A ministra do Planejamento, Simone Tebet, pediu nesta quarta-feira a candidatura de Fernando Haddad ao governo de São Paulo. Ela afirma que não há como o ministro da Fazenda escapar dessa missão. O tema vem aos poucos ganhando espaço no cenário político paulista.

Tebet disse que Haddad precisa assumir a responsabilidade, destacando que o quadro da disputa não se fecha sem a participação dele. A fala ocorreu após um evento ligado ao combate ao feminicídio no Palácio do Planalto.

Haddad é apontado como favorito de Lula para enfrentar Tarcísio de Freitas, atual governador de São Paulo, que tenta a reeleição pelo União Brasil. A confirmação sobre a candidatura ainda não foi anunciada oficialmente.

O MDB, partido de Tebet, tem domicílio eleitoral em Mato Grosso do Sul e tende a indicar Tebet para o Senado em São Paulo, movimento que exigiria mudança de legenda. O MDB deve apoiar a reeleição de Tarcísio.

Tebet também já recebeu convite para filiação ao PSB, conforme relatos para ampliar o campo de apoio a Haddad no estado. A articulação envolve alianças entre partidos da base governista.

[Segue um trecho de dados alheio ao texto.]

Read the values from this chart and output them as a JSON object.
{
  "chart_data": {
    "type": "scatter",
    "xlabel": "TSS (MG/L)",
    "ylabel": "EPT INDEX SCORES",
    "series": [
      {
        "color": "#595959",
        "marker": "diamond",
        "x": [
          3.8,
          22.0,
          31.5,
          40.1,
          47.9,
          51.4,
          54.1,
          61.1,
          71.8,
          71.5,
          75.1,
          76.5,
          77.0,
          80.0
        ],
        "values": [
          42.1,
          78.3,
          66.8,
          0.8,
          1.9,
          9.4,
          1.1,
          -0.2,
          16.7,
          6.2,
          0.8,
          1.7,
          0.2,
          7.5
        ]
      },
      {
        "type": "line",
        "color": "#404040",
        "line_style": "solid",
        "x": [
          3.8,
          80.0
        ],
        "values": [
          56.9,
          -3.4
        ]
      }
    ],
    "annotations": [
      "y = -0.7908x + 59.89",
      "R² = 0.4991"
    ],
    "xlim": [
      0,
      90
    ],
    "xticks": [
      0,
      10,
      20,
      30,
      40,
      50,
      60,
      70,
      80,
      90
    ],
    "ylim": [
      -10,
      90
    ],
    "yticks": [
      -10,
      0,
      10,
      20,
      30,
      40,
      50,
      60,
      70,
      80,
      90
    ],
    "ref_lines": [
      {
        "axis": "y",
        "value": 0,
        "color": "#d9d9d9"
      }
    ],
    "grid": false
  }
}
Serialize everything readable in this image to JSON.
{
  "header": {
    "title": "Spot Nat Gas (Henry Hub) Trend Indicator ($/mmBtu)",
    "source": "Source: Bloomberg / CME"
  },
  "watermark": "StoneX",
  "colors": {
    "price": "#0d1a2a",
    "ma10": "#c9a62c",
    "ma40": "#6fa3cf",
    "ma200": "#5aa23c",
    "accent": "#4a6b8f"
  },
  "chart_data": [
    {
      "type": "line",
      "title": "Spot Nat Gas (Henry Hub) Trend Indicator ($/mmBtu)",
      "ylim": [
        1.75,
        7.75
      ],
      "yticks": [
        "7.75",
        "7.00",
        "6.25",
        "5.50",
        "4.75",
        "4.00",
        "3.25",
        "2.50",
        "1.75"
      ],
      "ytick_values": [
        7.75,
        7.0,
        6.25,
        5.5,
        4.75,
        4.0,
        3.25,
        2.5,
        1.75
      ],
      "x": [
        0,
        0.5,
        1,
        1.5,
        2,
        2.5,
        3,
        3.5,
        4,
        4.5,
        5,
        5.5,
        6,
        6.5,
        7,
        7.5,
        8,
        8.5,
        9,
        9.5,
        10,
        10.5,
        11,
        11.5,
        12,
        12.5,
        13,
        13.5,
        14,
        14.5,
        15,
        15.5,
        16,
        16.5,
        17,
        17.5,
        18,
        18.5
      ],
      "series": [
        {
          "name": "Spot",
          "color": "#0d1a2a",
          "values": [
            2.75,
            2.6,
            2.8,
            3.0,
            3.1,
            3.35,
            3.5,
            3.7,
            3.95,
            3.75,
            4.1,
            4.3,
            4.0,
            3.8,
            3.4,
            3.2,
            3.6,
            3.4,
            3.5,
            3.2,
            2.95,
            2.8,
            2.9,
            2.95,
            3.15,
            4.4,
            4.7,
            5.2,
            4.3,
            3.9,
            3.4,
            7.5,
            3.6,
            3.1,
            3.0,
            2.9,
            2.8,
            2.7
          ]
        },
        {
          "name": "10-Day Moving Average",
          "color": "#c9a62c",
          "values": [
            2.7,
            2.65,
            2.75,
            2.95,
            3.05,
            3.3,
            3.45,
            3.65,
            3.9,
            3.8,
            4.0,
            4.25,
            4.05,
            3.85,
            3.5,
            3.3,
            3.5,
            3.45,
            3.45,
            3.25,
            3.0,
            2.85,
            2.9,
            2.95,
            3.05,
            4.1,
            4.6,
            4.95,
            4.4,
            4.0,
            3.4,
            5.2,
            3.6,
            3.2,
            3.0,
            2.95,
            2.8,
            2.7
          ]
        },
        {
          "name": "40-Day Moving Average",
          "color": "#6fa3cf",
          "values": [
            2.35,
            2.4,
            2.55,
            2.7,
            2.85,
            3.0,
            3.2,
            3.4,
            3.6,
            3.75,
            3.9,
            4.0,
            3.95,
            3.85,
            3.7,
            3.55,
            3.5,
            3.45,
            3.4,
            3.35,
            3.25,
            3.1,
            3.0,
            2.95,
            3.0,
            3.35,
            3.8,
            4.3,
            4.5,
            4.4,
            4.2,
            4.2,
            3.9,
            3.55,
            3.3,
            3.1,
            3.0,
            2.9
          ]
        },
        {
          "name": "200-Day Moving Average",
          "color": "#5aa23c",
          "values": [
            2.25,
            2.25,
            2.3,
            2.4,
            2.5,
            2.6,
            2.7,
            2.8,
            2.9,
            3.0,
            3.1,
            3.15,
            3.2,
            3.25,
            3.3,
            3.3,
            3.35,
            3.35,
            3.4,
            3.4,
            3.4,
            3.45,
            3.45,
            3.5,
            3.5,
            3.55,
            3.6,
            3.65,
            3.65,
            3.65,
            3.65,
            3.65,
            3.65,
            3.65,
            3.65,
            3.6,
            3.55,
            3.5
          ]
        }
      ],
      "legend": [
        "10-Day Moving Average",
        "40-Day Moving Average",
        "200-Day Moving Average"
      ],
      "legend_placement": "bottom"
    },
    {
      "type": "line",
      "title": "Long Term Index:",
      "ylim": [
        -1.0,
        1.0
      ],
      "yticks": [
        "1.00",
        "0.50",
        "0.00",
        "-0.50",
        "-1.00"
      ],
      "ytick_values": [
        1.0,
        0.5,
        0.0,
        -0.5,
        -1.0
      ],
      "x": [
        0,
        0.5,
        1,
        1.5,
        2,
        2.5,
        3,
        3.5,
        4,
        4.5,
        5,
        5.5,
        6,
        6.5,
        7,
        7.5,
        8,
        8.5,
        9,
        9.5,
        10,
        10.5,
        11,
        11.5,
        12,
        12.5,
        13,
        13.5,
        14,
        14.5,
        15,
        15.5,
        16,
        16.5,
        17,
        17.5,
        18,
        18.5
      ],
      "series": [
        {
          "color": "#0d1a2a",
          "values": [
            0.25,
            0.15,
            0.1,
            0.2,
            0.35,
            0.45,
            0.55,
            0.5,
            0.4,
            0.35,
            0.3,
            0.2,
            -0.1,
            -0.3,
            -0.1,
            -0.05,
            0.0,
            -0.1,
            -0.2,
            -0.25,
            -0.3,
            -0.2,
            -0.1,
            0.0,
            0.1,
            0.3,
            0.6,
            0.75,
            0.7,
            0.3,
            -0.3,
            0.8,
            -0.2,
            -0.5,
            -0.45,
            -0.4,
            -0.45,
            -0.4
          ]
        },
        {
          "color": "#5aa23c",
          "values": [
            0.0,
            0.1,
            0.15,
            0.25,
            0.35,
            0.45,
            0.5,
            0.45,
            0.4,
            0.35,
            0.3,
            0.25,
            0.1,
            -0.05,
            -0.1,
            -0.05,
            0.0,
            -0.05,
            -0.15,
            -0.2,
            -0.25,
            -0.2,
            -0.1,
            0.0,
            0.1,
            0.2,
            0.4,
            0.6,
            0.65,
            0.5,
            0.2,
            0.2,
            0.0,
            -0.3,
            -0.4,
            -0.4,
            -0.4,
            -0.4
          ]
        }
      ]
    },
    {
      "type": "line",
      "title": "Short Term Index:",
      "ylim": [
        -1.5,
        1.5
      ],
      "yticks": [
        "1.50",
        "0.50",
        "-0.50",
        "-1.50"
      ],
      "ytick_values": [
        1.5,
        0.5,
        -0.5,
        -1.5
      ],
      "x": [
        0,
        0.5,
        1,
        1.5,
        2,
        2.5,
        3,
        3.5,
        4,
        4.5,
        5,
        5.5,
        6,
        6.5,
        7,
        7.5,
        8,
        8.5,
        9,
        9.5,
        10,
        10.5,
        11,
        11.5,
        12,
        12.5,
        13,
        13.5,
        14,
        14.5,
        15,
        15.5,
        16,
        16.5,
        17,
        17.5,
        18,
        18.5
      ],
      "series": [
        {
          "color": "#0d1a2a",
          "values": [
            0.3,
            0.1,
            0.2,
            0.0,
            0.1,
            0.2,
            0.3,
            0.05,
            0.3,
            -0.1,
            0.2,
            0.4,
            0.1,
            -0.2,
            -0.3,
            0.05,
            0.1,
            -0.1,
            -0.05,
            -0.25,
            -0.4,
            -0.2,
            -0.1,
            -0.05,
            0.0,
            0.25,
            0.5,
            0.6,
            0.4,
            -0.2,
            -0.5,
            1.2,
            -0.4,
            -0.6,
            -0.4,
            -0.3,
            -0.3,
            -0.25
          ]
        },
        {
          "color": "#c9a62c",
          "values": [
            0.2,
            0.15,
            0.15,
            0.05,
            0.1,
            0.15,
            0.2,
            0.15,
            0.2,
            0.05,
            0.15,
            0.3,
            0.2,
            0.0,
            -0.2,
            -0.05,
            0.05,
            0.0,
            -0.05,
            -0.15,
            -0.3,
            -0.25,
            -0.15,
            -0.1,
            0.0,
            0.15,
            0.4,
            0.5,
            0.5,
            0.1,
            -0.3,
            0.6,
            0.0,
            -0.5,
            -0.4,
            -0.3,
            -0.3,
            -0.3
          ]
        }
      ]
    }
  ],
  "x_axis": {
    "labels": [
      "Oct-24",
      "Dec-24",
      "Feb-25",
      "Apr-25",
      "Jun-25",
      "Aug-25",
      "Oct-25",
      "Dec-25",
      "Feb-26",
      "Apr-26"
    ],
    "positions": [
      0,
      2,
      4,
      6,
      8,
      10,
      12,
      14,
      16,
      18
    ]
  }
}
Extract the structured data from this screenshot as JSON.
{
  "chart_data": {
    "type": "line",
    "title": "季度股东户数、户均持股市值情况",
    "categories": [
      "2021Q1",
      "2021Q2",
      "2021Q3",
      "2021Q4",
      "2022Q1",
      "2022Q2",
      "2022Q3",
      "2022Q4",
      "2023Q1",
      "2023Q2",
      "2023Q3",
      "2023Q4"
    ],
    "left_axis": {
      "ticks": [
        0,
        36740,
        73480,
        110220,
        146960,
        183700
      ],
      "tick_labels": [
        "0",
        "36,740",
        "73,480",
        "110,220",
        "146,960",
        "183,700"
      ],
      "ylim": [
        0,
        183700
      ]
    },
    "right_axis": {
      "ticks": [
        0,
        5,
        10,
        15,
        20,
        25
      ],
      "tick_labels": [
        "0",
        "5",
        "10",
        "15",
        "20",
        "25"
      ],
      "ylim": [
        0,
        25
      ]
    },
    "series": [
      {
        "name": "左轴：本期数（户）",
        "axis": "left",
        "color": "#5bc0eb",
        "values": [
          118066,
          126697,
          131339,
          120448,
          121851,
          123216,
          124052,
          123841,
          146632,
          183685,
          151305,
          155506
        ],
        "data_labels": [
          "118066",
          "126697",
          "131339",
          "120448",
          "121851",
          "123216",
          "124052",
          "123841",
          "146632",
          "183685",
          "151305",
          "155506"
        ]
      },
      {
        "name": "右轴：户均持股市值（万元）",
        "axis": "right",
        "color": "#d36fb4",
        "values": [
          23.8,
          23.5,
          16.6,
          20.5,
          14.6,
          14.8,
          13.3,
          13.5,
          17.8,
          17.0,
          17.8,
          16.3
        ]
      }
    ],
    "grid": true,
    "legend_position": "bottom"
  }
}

Gleisi Hoffmann, da área institucional do PT, reforçou a cobrança pela candidatura de Haddad, sugerindo que o ministro da Fazenda participe da corrida. Camilo Santana, da Educação, disse que Haddad não pode decidir sozinho.

Segundo apuração, Haddad deve deixar a Fazenda ainda neste mês para se dedicar à campanha. A definição sobre qual cargo disputará ainda não tem data definida para ocorrer.

A decisão de Haddad sobre a candidatura depende de negociações internas e aliança com aliados no estado. O cenário aponta para uma ofensiva coordenada entre PT, PSB e outras siglas da base.